From Diana Manister, for About.com

Delights and Shadows by Ted Kooser
The answer is yes and no. Because everyday American life includes a large portion of psychic darkness: social injustice, aggressions and preventable tragedies. Poetry that avoids the terrifying, the ugly and the cruel offers a distorted vision of life, and so turns away from the possibility for greatness. Even when his beloved wife dies, he refrains from cursing the night. In Kooser's world tragedy is to be borne, loss and injustice are to be passively received. He protests nothing, makes no waves and ignores the bitterness, despair and anger that are also valid human experiences.

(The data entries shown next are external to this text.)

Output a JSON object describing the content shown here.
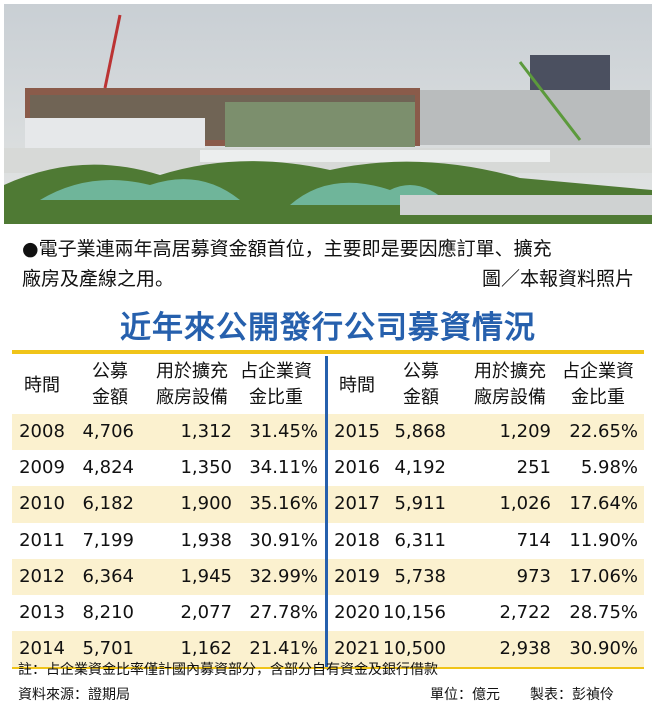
{
  "photo": {
    "caption_lines": [
      "●電子業連兩年高居募資金額首位，主要即是要因應訂單、擴充",
      "廠房及產線之用。"
    ],
    "credit": "圖／本報資料照片"
  },
  "title": "近年來公開發行公司募資情況",
  "table": {
    "columns": [
      [
        "時間"
      ],
      [
        "公募",
        "金額"
      ],
      [
        "用於擴充",
        "廠房設備"
      ],
      [
        "占企業資",
        "金比重"
      ]
    ],
    "left_rows": [
      [
        "2008",
        "4,706",
        "1,312",
        "31.45%"
      ],
      [
        "2009",
        "4,824",
        "1,350",
        "34.11%"
      ],
      [
        "2010",
        "6,182",
        "1,900",
        "35.16%"
      ],
      [
        "2011",
        "7,199",
        "1,938",
        "30.91%"
      ],
      [
        "2012",
        "6,364",
        "1,945",
        "32.99%"
      ],
      [
        "2013",
        "8,210",
        "2,077",
        "27.78%"
      ],
      [
        "2014",
        "5,701",
        "1,162",
        "21.41%"
      ]
    ],
    "right_rows": [
      [
        "2015",
        "5,868",
        "1,209",
        "22.65%"
      ],
      [
        "2016",
        "4,192",
        "251",
        "5.98%"
      ],
      [
        "2017",
        "5,911",
        "1,026",
        "17.64%"
      ],
      [
        "2018",
        "6,311",
        "714",
        "11.90%"
      ],
      [
        "2019",
        "5,738",
        "973",
        "17.06%"
      ],
      [
        "2020",
        "10,156",
        "2,722",
        "28.75%"
      ],
      [
        "2021",
        "10,500",
        "2,938",
        "30.90%"
      ]
    ]
  },
  "note": "註：占企業資金比率僅計國內募資部分，含部分自有資金及銀行借款",
  "source": "資料來源：證期局",
  "unit": "單位：億元",
  "maker": "製表：彭禎伶"
}
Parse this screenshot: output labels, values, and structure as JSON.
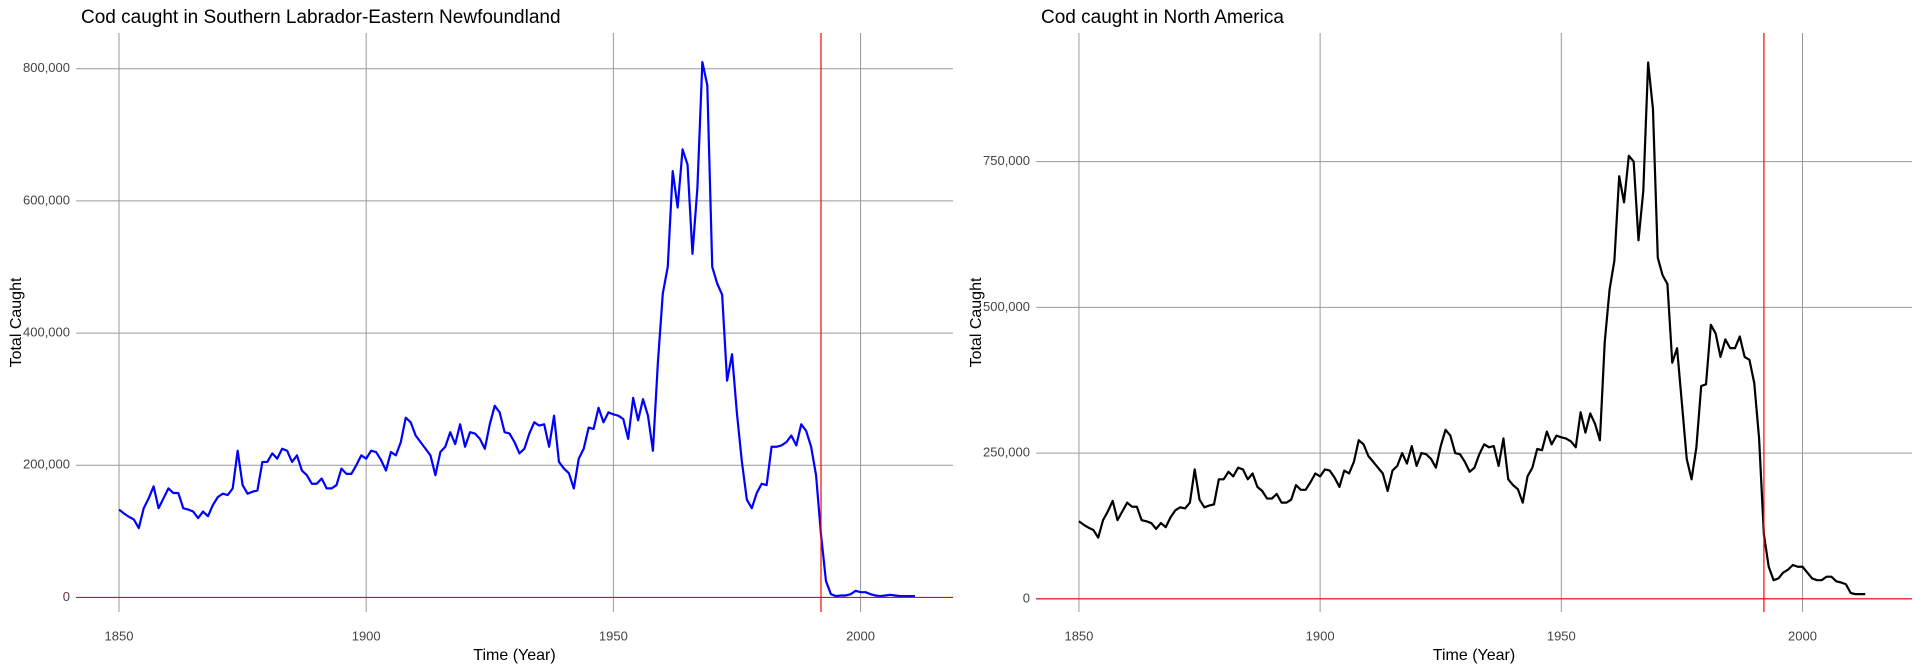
{
  "chart_data": [
    {
      "type": "line",
      "title": "Cod caught in Southern Labrador-Eastern Newfoundland",
      "x_label": "Time (Year)",
      "y_label": "Total Caught",
      "color": "#0000ff",
      "ref_color": "#ff0000",
      "vline": 1992,
      "hline": 0,
      "grid": true,
      "xlim": [
        1841.3,
        2018.7
      ],
      "ylim": [
        -22000,
        854000
      ],
      "xticks": [
        1850,
        1900,
        1950,
        2000
      ],
      "yticks": [
        0,
        {
          "value": 200000,
          "label": "200,000"
        },
        {
          "value": 400000,
          "label": "400,000"
        },
        {
          "value": 600000,
          "label": "600,000"
        },
        {
          "value": 800000,
          "label": "800,000"
        }
      ],
      "x": [
        1850,
        1851,
        1852,
        1853,
        1854,
        1855,
        1856,
        1857,
        1858,
        1859,
        1860,
        1861,
        1862,
        1863,
        1864,
        1865,
        1866,
        1867,
        1868,
        1869,
        1870,
        1871,
        1872,
        1873,
        1874,
        1875,
        1876,
        1877,
        1878,
        1879,
        1880,
        1881,
        1882,
        1883,
        1884,
        1885,
        1886,
        1887,
        1888,
        1889,
        1890,
        1891,
        1892,
        1893,
        1894,
        1895,
        1896,
        1897,
        1898,
        1899,
        1900,
        1901,
        1902,
        1903,
        1904,
        1905,
        1906,
        1907,
        1908,
        1909,
        1910,
        1911,
        1912,
        1913,
        1914,
        1915,
        1916,
        1917,
        1918,
        1919,
        1920,
        1921,
        1922,
        1923,
        1924,
        1925,
        1926,
        1927,
        1928,
        1929,
        1930,
        1931,
        1932,
        1933,
        1934,
        1935,
        1936,
        1937,
        1938,
        1939,
        1940,
        1941,
        1942,
        1943,
        1944,
        1945,
        1946,
        1947,
        1948,
        1949,
        1950,
        1951,
        1952,
        1953,
        1954,
        1955,
        1956,
        1957,
        1958,
        1959,
        1960,
        1961,
        1962,
        1963,
        1964,
        1965,
        1966,
        1967,
        1968,
        1969,
        1970,
        1971,
        1972,
        1973,
        1974,
        1975,
        1976,
        1977,
        1978,
        1979,
        1980,
        1981,
        1982,
        1983,
        1984,
        1985,
        1986,
        1987,
        1988,
        1989,
        1990,
        1991,
        1992,
        1993,
        1994,
        1995,
        1996,
        1997,
        1998,
        1999,
        2000,
        2001,
        2002,
        2003,
        2004,
        2005,
        2006,
        2007,
        2008,
        2009,
        2010,
        2011
      ],
      "values": [
        133000,
        127000,
        122000,
        118000,
        105000,
        135000,
        150000,
        168000,
        135000,
        150000,
        165000,
        158000,
        158000,
        135000,
        133000,
        130000,
        120000,
        130000,
        123000,
        140000,
        152000,
        157000,
        155000,
        165000,
        222000,
        170000,
        157000,
        160000,
        162000,
        205000,
        205000,
        218000,
        210000,
        225000,
        222000,
        205000,
        215000,
        192000,
        185000,
        172000,
        172000,
        180000,
        165000,
        165000,
        170000,
        195000,
        187000,
        187000,
        200000,
        215000,
        210000,
        222000,
        220000,
        208000,
        192000,
        220000,
        215000,
        235000,
        272000,
        265000,
        245000,
        235000,
        225000,
        215000,
        185000,
        220000,
        228000,
        250000,
        232000,
        262000,
        228000,
        250000,
        248000,
        240000,
        225000,
        262000,
        290000,
        280000,
        250000,
        248000,
        235000,
        218000,
        225000,
        248000,
        265000,
        260000,
        262000,
        228000,
        275000,
        205000,
        195000,
        188000,
        165000,
        210000,
        225000,
        257000,
        255000,
        287000,
        265000,
        280000,
        277000,
        275000,
        270000,
        240000,
        302000,
        268000,
        300000,
        275000,
        222000,
        355000,
        460000,
        500000,
        645000,
        590000,
        678000,
        655000,
        520000,
        620000,
        810000,
        775000,
        500000,
        475000,
        458000,
        328000,
        368000,
        278000,
        205000,
        148000,
        135000,
        158000,
        172000,
        170000,
        228000,
        228000,
        230000,
        235000,
        245000,
        230000,
        262000,
        252000,
        228000,
        185000,
        95000,
        25000,
        5000,
        2000,
        3000,
        3000,
        5000,
        10000,
        8000,
        8000,
        5000,
        3000,
        2000,
        3000,
        4000,
        3000,
        2000,
        2000,
        2000,
        2000
      ]
    },
    {
      "type": "line",
      "title": "Cod caught in North America",
      "x_label": "Time (Year)",
      "y_label": "Total Caught",
      "color": "#000000",
      "ref_color": "#ff0000",
      "vline": 1992,
      "hline": 0,
      "grid": true,
      "xlim": [
        1841.1,
        2022.7
      ],
      "ylim": [
        -22600,
        970600
      ],
      "xticks": [
        1850,
        1900,
        1950,
        2000
      ],
      "yticks": [
        0,
        {
          "value": 250000,
          "label": "250,000"
        },
        {
          "value": 500000,
          "label": "500,000"
        },
        {
          "value": 750000,
          "label": "750,000"
        }
      ],
      "x": [
        1850,
        1851,
        1852,
        1853,
        1854,
        1855,
        1856,
        1857,
        1858,
        1859,
        1860,
        1861,
        1862,
        1863,
        1864,
        1865,
        1866,
        1867,
        1868,
        1869,
        1870,
        1871,
        1872,
        1873,
        1874,
        1875,
        1876,
        1877,
        1878,
        1879,
        1880,
        1881,
        1882,
        1883,
        1884,
        1885,
        1886,
        1887,
        1888,
        1889,
        1890,
        1891,
        1892,
        1893,
        1894,
        1895,
        1896,
        1897,
        1898,
        1899,
        1900,
        1901,
        1902,
        1903,
        1904,
        1905,
        1906,
        1907,
        1908,
        1909,
        1910,
        1911,
        1912,
        1913,
        1914,
        1915,
        1916,
        1917,
        1918,
        1919,
        1920,
        1921,
        1922,
        1923,
        1924,
        1925,
        1926,
        1927,
        1928,
        1929,
        1930,
        1931,
        1932,
        1933,
        1934,
        1935,
        1936,
        1937,
        1938,
        1939,
        1940,
        1941,
        1942,
        1943,
        1944,
        1945,
        1946,
        1947,
        1948,
        1949,
        1950,
        1951,
        1952,
        1953,
        1954,
        1955,
        1956,
        1957,
        1958,
        1959,
        1960,
        1961,
        1962,
        1963,
        1964,
        1965,
        1966,
        1967,
        1968,
        1969,
        1970,
        1971,
        1972,
        1973,
        1974,
        1975,
        1976,
        1977,
        1978,
        1979,
        1980,
        1981,
        1982,
        1983,
        1984,
        1985,
        1986,
        1987,
        1988,
        1989,
        1990,
        1991,
        1992,
        1993,
        1994,
        1995,
        1996,
        1997,
        1998,
        1999,
        2000,
        2001,
        2002,
        2003,
        2004,
        2005,
        2006,
        2007,
        2008,
        2009,
        2010,
        2011,
        2012,
        2013
      ],
      "values": [
        133000,
        127000,
        122000,
        118000,
        105000,
        135000,
        150000,
        168000,
        135000,
        150000,
        165000,
        158000,
        158000,
        135000,
        133000,
        130000,
        120000,
        130000,
        123000,
        140000,
        152000,
        157000,
        155000,
        165000,
        222000,
        170000,
        157000,
        160000,
        162000,
        205000,
        205000,
        218000,
        210000,
        225000,
        222000,
        205000,
        215000,
        192000,
        185000,
        172000,
        172000,
        180000,
        165000,
        165000,
        170000,
        195000,
        187000,
        187000,
        200000,
        215000,
        210000,
        222000,
        220000,
        208000,
        192000,
        220000,
        215000,
        235000,
        272000,
        265000,
        245000,
        235000,
        225000,
        215000,
        185000,
        220000,
        228000,
        250000,
        232000,
        262000,
        228000,
        250000,
        248000,
        240000,
        225000,
        262000,
        290000,
        280000,
        250000,
        248000,
        235000,
        218000,
        225000,
        248000,
        265000,
        260000,
        262000,
        228000,
        275000,
        205000,
        195000,
        188000,
        165000,
        210000,
        225000,
        257000,
        255000,
        287000,
        265000,
        280000,
        277000,
        275000,
        270000,
        260000,
        320000,
        285000,
        318000,
        300000,
        272000,
        440000,
        530000,
        580000,
        725000,
        680000,
        760000,
        750000,
        615000,
        700000,
        920000,
        840000,
        585000,
        555000,
        540000,
        405000,
        430000,
        335000,
        240000,
        205000,
        260000,
        365000,
        368000,
        470000,
        455000,
        415000,
        445000,
        430000,
        430000,
        450000,
        415000,
        410000,
        370000,
        275000,
        110000,
        55000,
        32000,
        35000,
        45000,
        50000,
        58000,
        55000,
        55000,
        45000,
        35000,
        32000,
        32000,
        38000,
        38000,
        30000,
        28000,
        25000,
        10000,
        8000,
        8000,
        8000
      ]
    }
  ]
}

Allan Ginsberg emerged from the Thoreau-Whitman-Williams tradition howling with the junkies in naked city streets, writing about war, greed, sex and hatred as well as their transcendence. Time will tell if his work will speak to future generations, but it cannot be said that Ginsberg did not truly render America’s darkness as he experienced it, in demotic American speech, as he learned to do from older poets in our homegrown tradition. Whitman wrote about the civil war dead, Williams about sick babies living in poverty. There may not be a Starbuck’s in Kooser’s hometown, but there are killers, junkies, homophobes and maybe a sleeper cell. And probably a developer revving up his cement mixers, ready to cover the plains with malls and parking lots. Simply ignoring them limits Kooser's palette and weakens his work’s necessity.